Though India and other Eastern countries extol the benefits of a meat-free diet, no single region in the world has ever held a monopoly on vegetarianism. So it should come as no surprise that the Veggie Garden, which is located deep in a community of Caribbean expatriates, boasts a menu with a distinct Jamaican twist. Check out the veggie patties or the saltfish and akee for breakfast (fish is legal tender here), or the veggie burger served with rice and peas for lunch. Yes, the rice is brown, but that's par for the health food course. You can even wash down your steamed kingfish entrée with "island drinks" such as ginger beer or peanut punch. This mammal-product-free environment isn't just refreshing, it's good for you, too.
Forget the Day-Glo alcoholic slush. Fine margaritas aren't squeezed out of plastic tubular contraptions, they are shaken fresh and served tall on ice with a delicate ring of salt. Hovering somewhere in that netherworld between tart and sweet, the perfect tequila tonic goes down like Kool Aid and knocks you off your feet with barely a whistle of warning. With more than 150 varieties of tequila, Baja Café is a veritable shrine to the fine Mexican alcohol that has been responsible for more than a few whopping headaches. We say can the Cuervo and ask Baja's margarita maven to reach for a silkier cousin, say El Tesoro Blanco or Lapiz. Those with a few extra Benjamin Franklins to spare can sample some of the finest tequilas in the world, as pricey as fine brandy at $75 to $100 a shot. Or if you're short on cash you can always pay with your Mexican credit card, explained as a big black revolver by a sign across from the bar.
Maxwell's, one of the only local steak houses open for lunch, has all the accouterments for celebrating when your online start-up goes public. Dark wood, stained glass, and plush wraparound banquettes form the backdrop for superior steaks and pillows of garlic mashed potatoes. This is power lunch at its masculine finest -- over the top, expensive, and artery-clogging. It's a great place to feel, well, powerful. After lunch admire your smug smile in the large gilded mirrors as you sip a single malt, suck on a stogy, and soak in the Sinatra that wafts from the speakers. Then pray the big payoff will cover the bill.

A good bloody mary requires top-shelf vodka (we like Ketel One), homemade mix spiked with plenty of horseradish, and a vast, unobstructed, ocean view. Peter's serves a topnotch bloody mary lulled by an Atlantic breeze. We like to sip ours hunched under the enormous white alligator that hangs over the big stone bar while single yuppies supping on soup make eye contact and a waiter named Ralph drools over buxom clientele.

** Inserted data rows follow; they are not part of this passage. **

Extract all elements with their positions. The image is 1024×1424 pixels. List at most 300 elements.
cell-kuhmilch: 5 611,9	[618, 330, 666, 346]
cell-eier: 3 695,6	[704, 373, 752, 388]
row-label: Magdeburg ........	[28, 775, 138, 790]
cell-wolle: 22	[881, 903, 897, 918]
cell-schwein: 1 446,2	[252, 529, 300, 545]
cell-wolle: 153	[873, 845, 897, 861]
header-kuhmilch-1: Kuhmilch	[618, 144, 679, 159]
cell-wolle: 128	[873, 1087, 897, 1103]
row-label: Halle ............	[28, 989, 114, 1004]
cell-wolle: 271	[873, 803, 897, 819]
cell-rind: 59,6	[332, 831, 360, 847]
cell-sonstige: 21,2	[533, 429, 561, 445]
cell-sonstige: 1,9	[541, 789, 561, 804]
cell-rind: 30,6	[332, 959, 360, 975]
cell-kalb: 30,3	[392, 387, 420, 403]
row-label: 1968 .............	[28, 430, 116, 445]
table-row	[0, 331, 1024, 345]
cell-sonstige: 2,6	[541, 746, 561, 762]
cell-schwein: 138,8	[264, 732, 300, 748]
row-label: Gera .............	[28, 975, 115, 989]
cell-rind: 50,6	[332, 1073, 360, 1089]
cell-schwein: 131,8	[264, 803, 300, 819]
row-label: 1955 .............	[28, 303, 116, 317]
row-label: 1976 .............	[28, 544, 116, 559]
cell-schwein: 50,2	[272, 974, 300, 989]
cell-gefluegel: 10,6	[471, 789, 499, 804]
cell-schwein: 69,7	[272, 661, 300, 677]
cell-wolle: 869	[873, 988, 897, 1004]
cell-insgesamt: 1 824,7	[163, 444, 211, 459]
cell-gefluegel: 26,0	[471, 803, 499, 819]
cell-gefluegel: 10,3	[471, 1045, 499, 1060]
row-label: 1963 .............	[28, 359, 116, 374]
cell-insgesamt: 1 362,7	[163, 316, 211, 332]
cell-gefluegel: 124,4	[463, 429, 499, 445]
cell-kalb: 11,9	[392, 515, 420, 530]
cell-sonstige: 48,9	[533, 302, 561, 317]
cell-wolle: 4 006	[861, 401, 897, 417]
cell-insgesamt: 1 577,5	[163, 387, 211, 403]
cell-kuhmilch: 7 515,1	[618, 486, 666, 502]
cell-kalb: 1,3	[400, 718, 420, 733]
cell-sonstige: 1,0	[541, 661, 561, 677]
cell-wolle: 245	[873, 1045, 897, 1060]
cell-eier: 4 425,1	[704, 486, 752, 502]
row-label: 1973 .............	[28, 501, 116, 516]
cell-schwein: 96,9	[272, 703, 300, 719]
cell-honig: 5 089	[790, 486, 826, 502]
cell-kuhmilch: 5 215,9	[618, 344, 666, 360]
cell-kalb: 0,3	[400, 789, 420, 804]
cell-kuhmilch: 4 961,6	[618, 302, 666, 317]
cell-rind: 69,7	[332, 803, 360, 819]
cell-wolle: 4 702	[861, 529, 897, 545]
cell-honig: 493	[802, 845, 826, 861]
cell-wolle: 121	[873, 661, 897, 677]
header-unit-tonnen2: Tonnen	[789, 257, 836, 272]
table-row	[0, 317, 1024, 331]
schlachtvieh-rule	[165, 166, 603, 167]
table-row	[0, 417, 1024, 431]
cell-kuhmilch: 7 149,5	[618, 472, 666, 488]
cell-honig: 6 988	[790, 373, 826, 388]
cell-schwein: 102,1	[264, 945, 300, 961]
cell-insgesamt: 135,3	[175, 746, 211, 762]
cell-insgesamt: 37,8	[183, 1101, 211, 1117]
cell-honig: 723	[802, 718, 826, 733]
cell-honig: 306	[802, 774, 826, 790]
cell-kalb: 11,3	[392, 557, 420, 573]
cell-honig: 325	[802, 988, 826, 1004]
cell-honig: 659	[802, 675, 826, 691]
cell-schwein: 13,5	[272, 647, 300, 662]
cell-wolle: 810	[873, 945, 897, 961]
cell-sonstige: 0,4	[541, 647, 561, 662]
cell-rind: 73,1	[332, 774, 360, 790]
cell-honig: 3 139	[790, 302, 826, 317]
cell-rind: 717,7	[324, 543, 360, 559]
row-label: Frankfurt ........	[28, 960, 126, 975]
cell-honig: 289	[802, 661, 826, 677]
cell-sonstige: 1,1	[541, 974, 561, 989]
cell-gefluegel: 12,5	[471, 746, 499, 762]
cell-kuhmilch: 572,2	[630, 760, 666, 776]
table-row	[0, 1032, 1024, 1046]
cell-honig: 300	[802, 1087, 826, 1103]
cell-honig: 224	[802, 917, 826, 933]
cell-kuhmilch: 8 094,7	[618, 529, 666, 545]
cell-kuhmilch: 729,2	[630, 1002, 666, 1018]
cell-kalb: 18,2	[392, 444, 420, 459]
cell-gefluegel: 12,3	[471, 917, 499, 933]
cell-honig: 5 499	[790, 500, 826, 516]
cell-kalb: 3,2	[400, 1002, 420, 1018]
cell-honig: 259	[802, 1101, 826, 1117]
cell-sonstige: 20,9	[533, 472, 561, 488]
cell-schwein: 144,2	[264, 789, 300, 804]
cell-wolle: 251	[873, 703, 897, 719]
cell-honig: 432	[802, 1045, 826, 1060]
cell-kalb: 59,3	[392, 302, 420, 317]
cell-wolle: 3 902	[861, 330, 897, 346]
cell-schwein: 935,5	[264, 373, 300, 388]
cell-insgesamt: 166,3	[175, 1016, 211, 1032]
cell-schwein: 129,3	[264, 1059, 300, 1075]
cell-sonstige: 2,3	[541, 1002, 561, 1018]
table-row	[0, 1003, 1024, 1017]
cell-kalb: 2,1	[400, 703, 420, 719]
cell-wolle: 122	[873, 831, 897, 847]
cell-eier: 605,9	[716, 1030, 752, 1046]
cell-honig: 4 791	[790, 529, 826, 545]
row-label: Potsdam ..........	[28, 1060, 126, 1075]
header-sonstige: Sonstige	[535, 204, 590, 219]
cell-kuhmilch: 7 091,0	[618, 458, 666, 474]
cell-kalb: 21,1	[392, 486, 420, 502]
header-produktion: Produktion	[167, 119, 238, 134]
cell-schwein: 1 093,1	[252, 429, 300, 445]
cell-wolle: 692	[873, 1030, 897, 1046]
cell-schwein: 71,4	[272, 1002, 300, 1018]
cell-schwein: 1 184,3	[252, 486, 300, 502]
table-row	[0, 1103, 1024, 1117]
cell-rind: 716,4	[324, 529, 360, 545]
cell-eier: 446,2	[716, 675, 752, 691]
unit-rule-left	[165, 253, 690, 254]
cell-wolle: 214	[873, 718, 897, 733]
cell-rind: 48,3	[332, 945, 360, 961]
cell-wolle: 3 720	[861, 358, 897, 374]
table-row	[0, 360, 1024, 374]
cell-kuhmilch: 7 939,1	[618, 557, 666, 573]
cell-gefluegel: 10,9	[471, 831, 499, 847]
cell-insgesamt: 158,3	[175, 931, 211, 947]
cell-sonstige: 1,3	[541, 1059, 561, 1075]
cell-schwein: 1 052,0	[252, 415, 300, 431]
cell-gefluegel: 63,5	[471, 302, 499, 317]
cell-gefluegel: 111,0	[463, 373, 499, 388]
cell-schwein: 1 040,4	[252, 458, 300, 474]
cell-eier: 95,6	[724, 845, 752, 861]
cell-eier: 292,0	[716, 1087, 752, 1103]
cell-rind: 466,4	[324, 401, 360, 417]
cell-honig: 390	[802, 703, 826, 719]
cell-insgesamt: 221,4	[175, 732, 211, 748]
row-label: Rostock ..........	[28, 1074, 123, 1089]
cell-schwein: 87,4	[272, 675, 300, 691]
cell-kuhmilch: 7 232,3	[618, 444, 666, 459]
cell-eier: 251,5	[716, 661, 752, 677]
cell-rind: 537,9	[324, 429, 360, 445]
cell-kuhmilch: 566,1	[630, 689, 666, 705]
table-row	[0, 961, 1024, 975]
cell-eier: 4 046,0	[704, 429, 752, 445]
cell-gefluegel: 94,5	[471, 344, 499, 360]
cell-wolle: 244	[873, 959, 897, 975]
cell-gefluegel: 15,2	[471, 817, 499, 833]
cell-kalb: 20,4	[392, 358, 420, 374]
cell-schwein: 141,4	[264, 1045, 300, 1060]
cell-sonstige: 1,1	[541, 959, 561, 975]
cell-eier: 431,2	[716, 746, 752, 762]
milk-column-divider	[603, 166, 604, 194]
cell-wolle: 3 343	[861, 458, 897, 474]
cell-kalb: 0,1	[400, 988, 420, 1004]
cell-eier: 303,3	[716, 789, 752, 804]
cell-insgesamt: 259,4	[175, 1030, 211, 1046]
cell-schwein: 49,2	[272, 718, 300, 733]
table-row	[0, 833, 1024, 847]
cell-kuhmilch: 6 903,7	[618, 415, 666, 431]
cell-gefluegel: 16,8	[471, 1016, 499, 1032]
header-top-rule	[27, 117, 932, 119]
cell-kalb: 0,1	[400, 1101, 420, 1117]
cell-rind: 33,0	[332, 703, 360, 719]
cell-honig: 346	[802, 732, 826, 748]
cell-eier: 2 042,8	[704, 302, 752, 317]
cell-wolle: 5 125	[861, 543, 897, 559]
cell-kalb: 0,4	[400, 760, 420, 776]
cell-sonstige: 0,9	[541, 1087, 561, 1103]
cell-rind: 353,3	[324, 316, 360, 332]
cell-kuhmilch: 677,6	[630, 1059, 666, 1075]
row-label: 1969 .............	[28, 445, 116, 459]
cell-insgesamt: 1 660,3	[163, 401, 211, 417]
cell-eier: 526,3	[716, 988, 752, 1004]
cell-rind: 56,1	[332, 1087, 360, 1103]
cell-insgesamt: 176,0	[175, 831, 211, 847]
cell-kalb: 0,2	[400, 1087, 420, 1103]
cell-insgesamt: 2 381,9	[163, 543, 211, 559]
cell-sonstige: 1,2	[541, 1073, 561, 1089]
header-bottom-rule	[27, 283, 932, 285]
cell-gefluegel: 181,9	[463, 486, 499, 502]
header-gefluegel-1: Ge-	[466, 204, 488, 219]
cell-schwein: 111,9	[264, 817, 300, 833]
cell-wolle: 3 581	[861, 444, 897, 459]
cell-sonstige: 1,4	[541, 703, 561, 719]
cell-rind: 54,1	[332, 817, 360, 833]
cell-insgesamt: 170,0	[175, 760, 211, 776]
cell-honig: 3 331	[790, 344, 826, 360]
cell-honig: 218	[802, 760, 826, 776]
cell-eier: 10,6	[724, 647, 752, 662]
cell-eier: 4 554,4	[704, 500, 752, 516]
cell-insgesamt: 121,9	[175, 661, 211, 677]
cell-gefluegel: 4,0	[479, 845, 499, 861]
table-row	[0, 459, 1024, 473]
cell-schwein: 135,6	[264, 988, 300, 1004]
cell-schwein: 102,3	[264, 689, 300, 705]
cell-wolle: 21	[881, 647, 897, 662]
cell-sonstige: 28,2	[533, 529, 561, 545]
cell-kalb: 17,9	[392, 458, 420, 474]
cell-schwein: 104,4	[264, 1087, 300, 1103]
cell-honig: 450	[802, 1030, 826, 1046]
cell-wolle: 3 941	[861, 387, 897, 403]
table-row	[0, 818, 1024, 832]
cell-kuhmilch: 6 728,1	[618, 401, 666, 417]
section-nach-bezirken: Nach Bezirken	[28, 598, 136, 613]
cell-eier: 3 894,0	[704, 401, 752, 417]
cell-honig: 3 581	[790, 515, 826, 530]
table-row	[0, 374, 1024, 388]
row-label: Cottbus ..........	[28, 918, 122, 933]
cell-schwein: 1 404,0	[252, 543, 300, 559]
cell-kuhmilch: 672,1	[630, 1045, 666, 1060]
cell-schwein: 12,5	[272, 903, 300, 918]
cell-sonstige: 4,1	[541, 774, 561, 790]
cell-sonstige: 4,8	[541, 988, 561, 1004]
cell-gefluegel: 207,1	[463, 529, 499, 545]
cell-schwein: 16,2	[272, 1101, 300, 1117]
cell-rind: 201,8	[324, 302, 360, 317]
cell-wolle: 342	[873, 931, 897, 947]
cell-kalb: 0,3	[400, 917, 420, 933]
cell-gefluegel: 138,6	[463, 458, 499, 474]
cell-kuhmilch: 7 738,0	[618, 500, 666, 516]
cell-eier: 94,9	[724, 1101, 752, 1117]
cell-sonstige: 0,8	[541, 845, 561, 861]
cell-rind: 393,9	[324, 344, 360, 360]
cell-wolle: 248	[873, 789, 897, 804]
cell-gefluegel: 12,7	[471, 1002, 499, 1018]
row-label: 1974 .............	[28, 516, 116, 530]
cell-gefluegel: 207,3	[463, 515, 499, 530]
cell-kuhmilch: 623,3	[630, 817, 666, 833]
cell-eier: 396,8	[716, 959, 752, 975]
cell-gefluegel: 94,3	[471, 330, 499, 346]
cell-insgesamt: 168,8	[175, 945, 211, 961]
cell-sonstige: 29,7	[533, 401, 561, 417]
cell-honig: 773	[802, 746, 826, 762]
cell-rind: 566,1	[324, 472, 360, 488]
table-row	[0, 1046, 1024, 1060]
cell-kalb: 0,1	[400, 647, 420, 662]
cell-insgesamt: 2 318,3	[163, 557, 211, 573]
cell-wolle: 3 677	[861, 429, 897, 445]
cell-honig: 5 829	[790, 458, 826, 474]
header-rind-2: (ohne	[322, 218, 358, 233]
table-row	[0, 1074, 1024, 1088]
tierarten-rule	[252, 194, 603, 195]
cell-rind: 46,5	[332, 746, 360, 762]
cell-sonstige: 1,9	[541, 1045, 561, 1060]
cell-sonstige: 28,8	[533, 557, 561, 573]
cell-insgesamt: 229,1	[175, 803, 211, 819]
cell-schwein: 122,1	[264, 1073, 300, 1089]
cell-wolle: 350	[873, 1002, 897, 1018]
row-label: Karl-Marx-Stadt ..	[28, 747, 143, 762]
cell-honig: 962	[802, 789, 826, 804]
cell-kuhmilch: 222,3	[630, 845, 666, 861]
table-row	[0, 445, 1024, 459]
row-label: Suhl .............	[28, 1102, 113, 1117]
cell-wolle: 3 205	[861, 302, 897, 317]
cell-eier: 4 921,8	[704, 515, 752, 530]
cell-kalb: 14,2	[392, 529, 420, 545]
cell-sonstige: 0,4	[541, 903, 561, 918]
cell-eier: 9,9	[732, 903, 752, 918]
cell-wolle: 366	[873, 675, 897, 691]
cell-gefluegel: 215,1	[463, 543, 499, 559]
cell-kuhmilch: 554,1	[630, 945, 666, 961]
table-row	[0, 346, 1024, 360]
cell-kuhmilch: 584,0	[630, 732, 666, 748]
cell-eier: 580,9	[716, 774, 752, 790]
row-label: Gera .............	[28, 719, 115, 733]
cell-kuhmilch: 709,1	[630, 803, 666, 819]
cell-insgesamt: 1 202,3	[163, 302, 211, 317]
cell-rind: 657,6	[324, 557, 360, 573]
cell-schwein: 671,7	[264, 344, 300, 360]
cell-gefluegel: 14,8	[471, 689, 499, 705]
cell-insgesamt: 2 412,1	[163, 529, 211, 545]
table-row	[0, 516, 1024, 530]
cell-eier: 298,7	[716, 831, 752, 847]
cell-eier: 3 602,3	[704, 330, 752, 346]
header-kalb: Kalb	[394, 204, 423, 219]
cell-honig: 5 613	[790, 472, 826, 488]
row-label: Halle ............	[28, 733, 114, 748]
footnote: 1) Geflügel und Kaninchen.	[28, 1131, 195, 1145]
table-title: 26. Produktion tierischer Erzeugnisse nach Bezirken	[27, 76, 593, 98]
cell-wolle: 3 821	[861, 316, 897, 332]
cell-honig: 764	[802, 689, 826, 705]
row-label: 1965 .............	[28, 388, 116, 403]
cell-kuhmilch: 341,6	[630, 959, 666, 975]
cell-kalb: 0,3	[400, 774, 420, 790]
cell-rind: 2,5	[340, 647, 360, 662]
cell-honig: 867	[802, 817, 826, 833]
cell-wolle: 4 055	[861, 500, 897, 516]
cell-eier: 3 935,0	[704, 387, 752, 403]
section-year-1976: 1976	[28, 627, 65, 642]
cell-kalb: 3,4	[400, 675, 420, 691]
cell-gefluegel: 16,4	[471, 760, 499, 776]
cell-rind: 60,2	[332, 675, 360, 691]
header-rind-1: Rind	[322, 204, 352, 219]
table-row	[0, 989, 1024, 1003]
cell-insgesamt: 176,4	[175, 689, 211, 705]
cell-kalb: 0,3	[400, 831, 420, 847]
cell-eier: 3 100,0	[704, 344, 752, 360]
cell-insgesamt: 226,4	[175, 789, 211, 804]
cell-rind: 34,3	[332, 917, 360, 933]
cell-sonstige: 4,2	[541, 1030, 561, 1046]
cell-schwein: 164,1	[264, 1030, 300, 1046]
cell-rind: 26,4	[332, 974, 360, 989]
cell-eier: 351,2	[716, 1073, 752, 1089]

Mais oui, c'est vrai. Most French restaurants do carry a distinct air of pretension about them, acting as if you are fortunate to be allowed through the door. And for many the superior attitude is undeserved, as the cuisine doesn't earn it. La Reserve is just the opposite: all warmth and charm, with some very good fare to back up the niceties of service. With its slanted, beamed roof, multitiered seating, and Intracoastal view, the restaurant could be on the Seine, and the garlicky escargot, justifiably pricey foie gras, Dover sole meunière, and veal au basilic compare favorably to the fare in Paris eateries. But we're glad the restaurant is here; South Florida does weather so much better.